A l'été 1939, avec certains oncles et tantes, ses parents ont loué une maison dans la région de Biarritz. Ils allient vacances et travail, préparant des beignets vendus sur les plages. Le retour à Paris est prévu pour fin septembre. Mais la guerre va venir déjouer les plans.
Claudine se souvient de ces grands posters placardés dans les rues pour annoncer la « mobilisation générale ». La famille rentre dans la capitale alors sous occupation allemande. Claudine, d'abord envoyée avec des cousins en Normandie, est placée chez une famille hongroise en région parisienne, jusqu'au début de l'année 1942, quand ses parents la reprennent.
Elle revoit sa mère en train de coudre une étoile jaune sur son manteau et sur son pull, dictant ses consignes :
« Quand tu sors, tu dois prendre un sac, un livre, une poupée et le tenir de façon à cacher ton étoile ».
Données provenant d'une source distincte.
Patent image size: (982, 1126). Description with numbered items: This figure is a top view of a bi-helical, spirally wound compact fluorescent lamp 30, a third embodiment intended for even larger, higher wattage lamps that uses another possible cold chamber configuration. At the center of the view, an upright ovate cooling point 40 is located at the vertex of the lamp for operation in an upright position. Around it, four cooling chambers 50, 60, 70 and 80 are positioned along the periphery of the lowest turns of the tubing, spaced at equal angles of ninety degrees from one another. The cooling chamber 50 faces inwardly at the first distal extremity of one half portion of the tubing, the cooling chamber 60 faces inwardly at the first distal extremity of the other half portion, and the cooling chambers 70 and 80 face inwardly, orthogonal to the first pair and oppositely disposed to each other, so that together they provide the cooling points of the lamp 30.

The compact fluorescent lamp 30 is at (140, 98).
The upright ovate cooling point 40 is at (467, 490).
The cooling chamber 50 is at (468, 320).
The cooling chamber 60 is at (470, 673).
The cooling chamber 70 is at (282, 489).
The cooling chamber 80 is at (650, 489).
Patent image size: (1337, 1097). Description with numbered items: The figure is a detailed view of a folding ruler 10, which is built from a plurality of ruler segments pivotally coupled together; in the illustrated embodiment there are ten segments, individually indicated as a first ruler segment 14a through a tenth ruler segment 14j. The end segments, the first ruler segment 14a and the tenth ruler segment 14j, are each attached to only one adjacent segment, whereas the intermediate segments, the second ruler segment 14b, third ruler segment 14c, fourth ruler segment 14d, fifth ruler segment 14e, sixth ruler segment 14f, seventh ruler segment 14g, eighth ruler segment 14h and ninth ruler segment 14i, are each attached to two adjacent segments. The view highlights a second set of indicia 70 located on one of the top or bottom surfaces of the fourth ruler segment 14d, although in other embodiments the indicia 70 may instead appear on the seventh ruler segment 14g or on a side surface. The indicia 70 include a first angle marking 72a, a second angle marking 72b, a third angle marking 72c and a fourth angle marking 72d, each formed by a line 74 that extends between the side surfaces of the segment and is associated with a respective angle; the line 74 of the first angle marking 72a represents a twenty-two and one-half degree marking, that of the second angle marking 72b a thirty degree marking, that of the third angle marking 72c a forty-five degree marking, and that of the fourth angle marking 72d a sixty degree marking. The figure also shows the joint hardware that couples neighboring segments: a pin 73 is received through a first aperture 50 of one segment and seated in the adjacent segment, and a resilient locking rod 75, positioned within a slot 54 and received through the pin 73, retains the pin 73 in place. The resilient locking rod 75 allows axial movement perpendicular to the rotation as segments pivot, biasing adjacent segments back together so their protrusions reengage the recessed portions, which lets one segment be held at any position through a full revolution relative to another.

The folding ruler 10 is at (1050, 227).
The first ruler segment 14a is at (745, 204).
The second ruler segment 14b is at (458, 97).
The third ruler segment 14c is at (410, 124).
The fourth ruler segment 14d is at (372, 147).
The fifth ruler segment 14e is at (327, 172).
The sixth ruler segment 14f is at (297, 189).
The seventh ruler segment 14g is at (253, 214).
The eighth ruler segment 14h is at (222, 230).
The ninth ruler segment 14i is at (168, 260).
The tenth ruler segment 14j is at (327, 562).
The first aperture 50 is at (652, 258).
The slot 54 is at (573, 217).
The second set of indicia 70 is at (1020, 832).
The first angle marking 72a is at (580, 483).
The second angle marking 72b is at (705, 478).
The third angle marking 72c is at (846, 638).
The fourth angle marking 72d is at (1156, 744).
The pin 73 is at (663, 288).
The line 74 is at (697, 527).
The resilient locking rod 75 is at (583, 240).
La vie de la fillette est désormais moins désinvolte : éviter les barrages, ne pas dire qu'elle rend visite à sa grand-mère le Shabbat. A l'école publique, elle chante chaque matin « Maréchal, nous voilà ».
L'exode vers la zone libre
Ses parents ne lui parlent pas directement des dangers de la guerre, mais elle les entend échanger entre eux. Le mari de la concierge est chauffeur de bus, c'est lui qui conduit les Juifs de Paris vers Drancy. Chaque fois qu'il est réquisitionné pour un transport, il informe Nicolas, le père de Claudine du lieu où il est convoqué, qui part à vélo prévenir les Juifs menacés. Sa femme l'attend, morte d'inquiétude. Un jour, Nicolas Schwartz ne rentre pas. Il a dû traverser la frontière pour se réfugier en zone sud.
En août 1942, après la rafle du Vel d'Hiv, Claudine part avec sa mère rejoindre son père. La fillette de 7 ans ne peut emporter avec elle qu'une seule chose : sa poupée "Colette" qu'elle n'a jamais quittée après l'avoir reçue pour son 4e anniversaire en 1940. Sa mère lui explique :
"A partir de maintenant, tu n'es plus Claudine Schwartz".
La fillette devient Françoise Martin, prénom qu’elle donne aussi désormais à sa poupée. "Mais dans mon cœur, je l'appelais toujours Colette", se souvient-elle.
Elles quittent Paris en train, deux changements, puis Châlons-sur-Marne et fin du trajet en camionnette. Le reste se fait à pied, à l’aide d’un passeur. La famille Schwartz se retrouve dans le Massif central. De l’été 1942 à l’hiver 1942/43, ils s’installent à Auriac, en Corrèze, où Claudine retrouve les bancs de l’école. Deuxième changement de prénom pour la fillette : elle devient cette fois Michèle, cachée dans une petite pièce, qu'elle n'est pas autorisée à quitter. Seule avec sa poupée, Claudine se confie : "Tu vois ? Mère ne peut pas rester avec moi, tu es la seule qui restes avec moi."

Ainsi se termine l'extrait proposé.